Варваром он называет меня, когда хочет сообщить что-то приятное. Я иду в нашу комнату, где римлянин уже лежит одетый и обутый на кровати. На ногах у него новейшие калиги с острыми и блестящими железными шипами. На табуретке в тазике стоит принесенный Гаем кувшин с вином и две глиняные чаши, новенькие. Мой бывший сокамерник умудряется почти из каждой таверны ныкнуть одну-две чаши или кружки. К утру они непонятным образом исчезают из комнаты. Цецилия и девицы клянутся, что не берут нашу посуду, мол, своей хватает.
— Выпей вина и послушай, что я тебе скажу, — начинает Гай Минуций, нетерпеливо ждет, когда я сделаю это, после чего продолжает торжественно: — Ты видишь перед собой нового преторианца! Меня приняли! Причем срок службы в обычном легионе пошел в зачет выслуги!
— И во сколько тебе это обошлось? — интересуюсь я.
— На всё про всё ушло… — его перемыкает, потому что имеет проблемы со счетом, — …да всё ушло, что было! Но с завтрашнего дня я на службе, переберусь утром в казарму, и мне будут платить в два раза больше, чем раньше!
— Поздравляю! — искренне произношу я, хотя понимаю, что теперь и в моей жизни грядут изменения, как минимум, последует потеря бесплатного жилья.
— Я и на счет тебя договорился, — продолжает он. — Ты ведь с лошадьми ладишь. Будешь служить во вспомогательном отряде, приглядывать за жеребцами наших кавалеристов. Не кузнецом, а вообще. Не знаю, что точно будешь делать, тебе расскажут.
— Спасибо, но это не для меня! — отказываюсь я, не желая двадцать пять лет пробыть конюхом, чтобы получить за это римское гражданство и надел земли. — Если уж служить во вспомогательных войсках, то лучше на флоте.

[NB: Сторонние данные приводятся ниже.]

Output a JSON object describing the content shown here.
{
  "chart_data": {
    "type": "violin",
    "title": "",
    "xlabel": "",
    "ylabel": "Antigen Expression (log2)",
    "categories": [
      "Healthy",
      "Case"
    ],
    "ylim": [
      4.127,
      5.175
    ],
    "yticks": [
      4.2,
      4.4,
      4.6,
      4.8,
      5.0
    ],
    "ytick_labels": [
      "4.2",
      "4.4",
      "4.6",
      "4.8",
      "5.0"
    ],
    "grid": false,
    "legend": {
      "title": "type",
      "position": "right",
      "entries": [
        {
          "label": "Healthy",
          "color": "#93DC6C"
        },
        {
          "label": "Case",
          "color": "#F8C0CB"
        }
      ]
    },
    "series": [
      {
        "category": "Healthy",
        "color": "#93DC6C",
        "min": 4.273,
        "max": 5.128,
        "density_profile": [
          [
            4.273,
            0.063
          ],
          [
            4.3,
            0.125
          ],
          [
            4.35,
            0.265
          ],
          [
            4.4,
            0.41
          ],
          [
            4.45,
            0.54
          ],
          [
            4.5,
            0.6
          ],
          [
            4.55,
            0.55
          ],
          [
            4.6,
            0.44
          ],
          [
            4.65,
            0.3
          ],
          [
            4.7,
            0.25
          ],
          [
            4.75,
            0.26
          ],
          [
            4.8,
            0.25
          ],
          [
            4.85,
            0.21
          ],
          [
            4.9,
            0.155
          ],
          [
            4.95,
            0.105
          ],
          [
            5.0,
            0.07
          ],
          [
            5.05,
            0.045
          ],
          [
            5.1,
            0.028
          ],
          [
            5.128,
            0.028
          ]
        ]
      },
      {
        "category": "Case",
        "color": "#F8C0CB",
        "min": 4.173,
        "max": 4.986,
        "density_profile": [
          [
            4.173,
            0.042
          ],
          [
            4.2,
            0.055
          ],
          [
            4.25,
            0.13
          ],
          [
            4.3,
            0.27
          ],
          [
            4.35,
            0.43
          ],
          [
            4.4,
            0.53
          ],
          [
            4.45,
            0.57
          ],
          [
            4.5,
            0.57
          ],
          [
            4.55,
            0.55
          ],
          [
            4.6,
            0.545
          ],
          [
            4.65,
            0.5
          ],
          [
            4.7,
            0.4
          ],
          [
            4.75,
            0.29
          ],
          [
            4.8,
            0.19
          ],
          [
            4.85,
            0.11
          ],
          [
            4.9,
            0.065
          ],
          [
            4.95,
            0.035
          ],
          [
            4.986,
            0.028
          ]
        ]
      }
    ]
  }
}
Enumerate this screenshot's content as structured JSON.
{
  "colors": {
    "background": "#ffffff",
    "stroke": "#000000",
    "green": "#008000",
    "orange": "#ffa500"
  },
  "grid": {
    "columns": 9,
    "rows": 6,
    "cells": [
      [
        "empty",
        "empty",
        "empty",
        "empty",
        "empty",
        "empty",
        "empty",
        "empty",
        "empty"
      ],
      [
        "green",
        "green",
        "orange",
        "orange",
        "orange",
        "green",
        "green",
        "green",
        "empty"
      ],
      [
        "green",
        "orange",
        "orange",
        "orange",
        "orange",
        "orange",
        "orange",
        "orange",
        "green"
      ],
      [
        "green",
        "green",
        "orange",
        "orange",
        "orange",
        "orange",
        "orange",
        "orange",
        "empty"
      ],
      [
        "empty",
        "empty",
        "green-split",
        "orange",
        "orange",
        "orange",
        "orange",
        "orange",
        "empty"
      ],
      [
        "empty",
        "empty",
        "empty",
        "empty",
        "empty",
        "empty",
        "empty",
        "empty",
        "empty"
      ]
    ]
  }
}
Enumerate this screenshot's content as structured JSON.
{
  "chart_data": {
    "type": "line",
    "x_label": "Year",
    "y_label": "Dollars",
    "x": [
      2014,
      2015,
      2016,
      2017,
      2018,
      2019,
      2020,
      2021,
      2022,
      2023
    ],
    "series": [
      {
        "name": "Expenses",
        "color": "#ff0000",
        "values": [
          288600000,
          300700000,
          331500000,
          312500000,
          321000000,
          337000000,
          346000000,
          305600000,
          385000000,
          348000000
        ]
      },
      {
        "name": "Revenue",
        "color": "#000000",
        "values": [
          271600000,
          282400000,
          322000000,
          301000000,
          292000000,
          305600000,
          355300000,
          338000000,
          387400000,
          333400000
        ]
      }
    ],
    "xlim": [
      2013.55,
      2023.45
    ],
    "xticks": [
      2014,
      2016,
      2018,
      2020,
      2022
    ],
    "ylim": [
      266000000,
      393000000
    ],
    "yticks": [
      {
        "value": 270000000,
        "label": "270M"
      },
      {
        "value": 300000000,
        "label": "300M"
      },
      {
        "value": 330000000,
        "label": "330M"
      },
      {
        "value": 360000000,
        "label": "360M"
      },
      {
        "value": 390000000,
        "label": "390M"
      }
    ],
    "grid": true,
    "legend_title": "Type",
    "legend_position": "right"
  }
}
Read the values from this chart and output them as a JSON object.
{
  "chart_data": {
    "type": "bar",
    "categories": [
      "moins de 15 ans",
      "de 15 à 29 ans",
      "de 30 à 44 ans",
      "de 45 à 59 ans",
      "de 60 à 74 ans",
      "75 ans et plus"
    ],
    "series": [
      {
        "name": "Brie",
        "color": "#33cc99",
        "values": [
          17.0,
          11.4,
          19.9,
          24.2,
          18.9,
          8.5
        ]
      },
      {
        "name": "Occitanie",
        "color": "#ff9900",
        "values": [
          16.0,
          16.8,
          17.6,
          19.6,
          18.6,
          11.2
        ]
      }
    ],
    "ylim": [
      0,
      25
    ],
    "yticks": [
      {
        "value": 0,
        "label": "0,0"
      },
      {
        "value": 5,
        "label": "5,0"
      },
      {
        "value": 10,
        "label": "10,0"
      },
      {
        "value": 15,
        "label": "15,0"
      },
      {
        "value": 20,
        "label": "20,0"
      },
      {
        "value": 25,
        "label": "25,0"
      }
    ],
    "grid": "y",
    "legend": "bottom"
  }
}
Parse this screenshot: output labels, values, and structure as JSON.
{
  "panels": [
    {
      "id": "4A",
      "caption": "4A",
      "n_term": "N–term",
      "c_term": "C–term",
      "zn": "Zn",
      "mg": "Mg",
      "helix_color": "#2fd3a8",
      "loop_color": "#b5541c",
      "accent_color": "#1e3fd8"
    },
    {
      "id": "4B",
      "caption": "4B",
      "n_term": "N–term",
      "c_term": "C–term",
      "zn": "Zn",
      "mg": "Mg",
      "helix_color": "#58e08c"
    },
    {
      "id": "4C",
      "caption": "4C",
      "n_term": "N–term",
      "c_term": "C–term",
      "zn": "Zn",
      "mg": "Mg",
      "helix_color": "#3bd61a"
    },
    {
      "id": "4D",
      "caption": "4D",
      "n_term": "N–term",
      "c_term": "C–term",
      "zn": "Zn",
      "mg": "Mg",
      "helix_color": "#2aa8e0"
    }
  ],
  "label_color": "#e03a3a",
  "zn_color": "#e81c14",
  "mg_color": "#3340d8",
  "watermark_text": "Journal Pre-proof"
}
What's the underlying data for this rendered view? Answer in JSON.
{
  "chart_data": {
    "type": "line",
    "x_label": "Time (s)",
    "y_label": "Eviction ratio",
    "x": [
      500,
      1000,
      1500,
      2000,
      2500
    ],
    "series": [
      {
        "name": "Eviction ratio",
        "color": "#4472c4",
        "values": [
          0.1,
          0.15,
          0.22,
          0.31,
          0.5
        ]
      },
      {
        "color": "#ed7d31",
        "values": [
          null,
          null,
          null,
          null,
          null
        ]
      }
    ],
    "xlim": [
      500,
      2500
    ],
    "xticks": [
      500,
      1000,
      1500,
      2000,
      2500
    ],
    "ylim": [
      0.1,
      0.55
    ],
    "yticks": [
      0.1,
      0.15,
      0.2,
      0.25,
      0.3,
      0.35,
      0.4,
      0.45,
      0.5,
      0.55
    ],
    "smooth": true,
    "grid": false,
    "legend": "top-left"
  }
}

Догадываясь, что рано или поздно мой бывший сокамерник устроится в гвардию или вернется в свой легион, я начал подумывать, чем бы заняться? Награбленного в Пантикапее хватит еще на несколько месяцев сытой и спокойной жизни, но потом все равно надо будет определяться. Как я мог видеть во время плавания из Византия в Остию, сейчас на Средиземном море не самое лучшее время для морской торговли. Римляне воюют со всеми или все воюют с римлянами, и, благодаря этому бардаку, развелось много пиратов. Не только галеры, но и «круглые» суда ходят большими караванами, а меня всегда раздражала стадность. К пиратам тоже не так-то и просто прибиться, потому что набирают экипажи по национальному признаку. Сунувшись к ним, можно запросто оказаться не соратником, а рабом-гребцом на галере. Сидеть на берегу мне надоело еще в предыдущую эпоху, да и к сухопутной торговле или занятиям каким-либо ремеслом не имею склонности, поэтому решил поискать счастья в римском военно-морском флоте, хотя там надо служить на год больше, чем в других вспомогательных частях. Какая мне разница, двадцать пять лет или двадцать шесть, если уверен, что не прослужу и половину срока, свалю при первой же интересной возможности?!